I arrive back home in a month. I am confident in my plan, and my ability to execute it, but there are some things which I think could be hindrances to me being able to get the results I want. Firstly, I have been a moderate vaper and smoker for a total of 14 months on and off over the last 2 years, but I have now quit. My concern is that the high levels of nicotine, and all of the subsequent chemicals and heavy metals I may have exposed myself to from smoking and vaping, have thrown off my brain chemistry in some permanent way. This, along with a moderate amount of cannabis use. I have big plans for my health and fitness when I get settled into my routine: cold water exposure, running, yoga, meditation, Whole Foods etc. but I am unsure if my attempts to make progress will be sabotaged in some way by my past bad habits.
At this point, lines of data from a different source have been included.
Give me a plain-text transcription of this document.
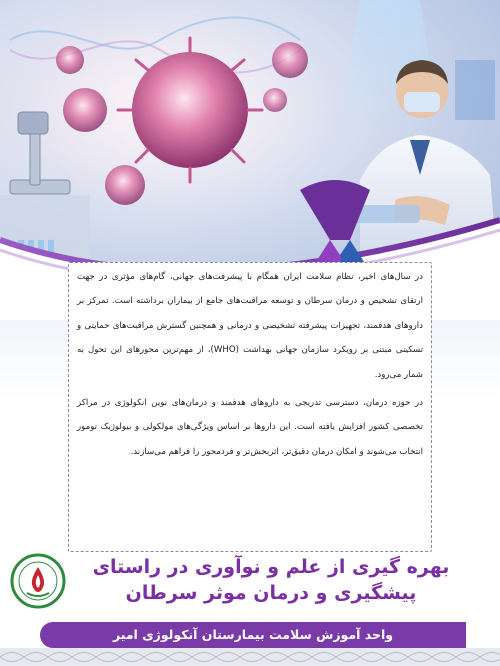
در سال‌های اخیر، نظام سلامت ایران همگام با پیشرفت‌های جهانی، گام‌های مؤثری در جهت ارتقای تشخیص و درمان سرطان و توسعه مراقبت‌های جامع از بیماران برداشته است. تمرکز بر داروهای هدفمند، تجهیزات پیشرفته تشخیصی و درمانی و همچنین گسترش مراقبت‌های حمایتی و تسکینی مبتنی بر رویکرد سازمان جهانی بهداشت (WHO)، از مهم‌ترین محورهای این تحول به شمار می‌رود.

در حوزه درمان، دسترسی تدریجی به داروهای هدفمند و درمان‌های نوین انکولوژی در مراکز تخصصی کشور افزایش یافته است. این داروها بر اساس ویژگی‌های مولکولی و بیولوژیک تومور انتخاب می‌شوند و امکان درمان دقیق‌تر، اثربخش‌تر و فردمحور را فراهم می‌سازند.

بهره گیری از علم و نوآوری در راستای
پیشگیری و درمان موثر سرطان
واحد آموزش سلامت بیمارستان آنکولوژی امیر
So I suppose I want to know, is this a valid concern? Has anyone on here reached high levels of consciousness after quitting smoking or vaping? Do you think chelation is necessary? What else might help?
Edit: Also, I sometimes notice that some of my vertebrae in my neck feel out of alignment when I run my hand along them. This probably from bad posture and just being tall. Could this make spiritual progress difficult? What kind of problems could arise from this that I might be unaware of?
These are intuitive concerns I've had for a while, so I thought it would be wise to try and dress them before properly beginning my journey.
Any advice would be greatly appreciated.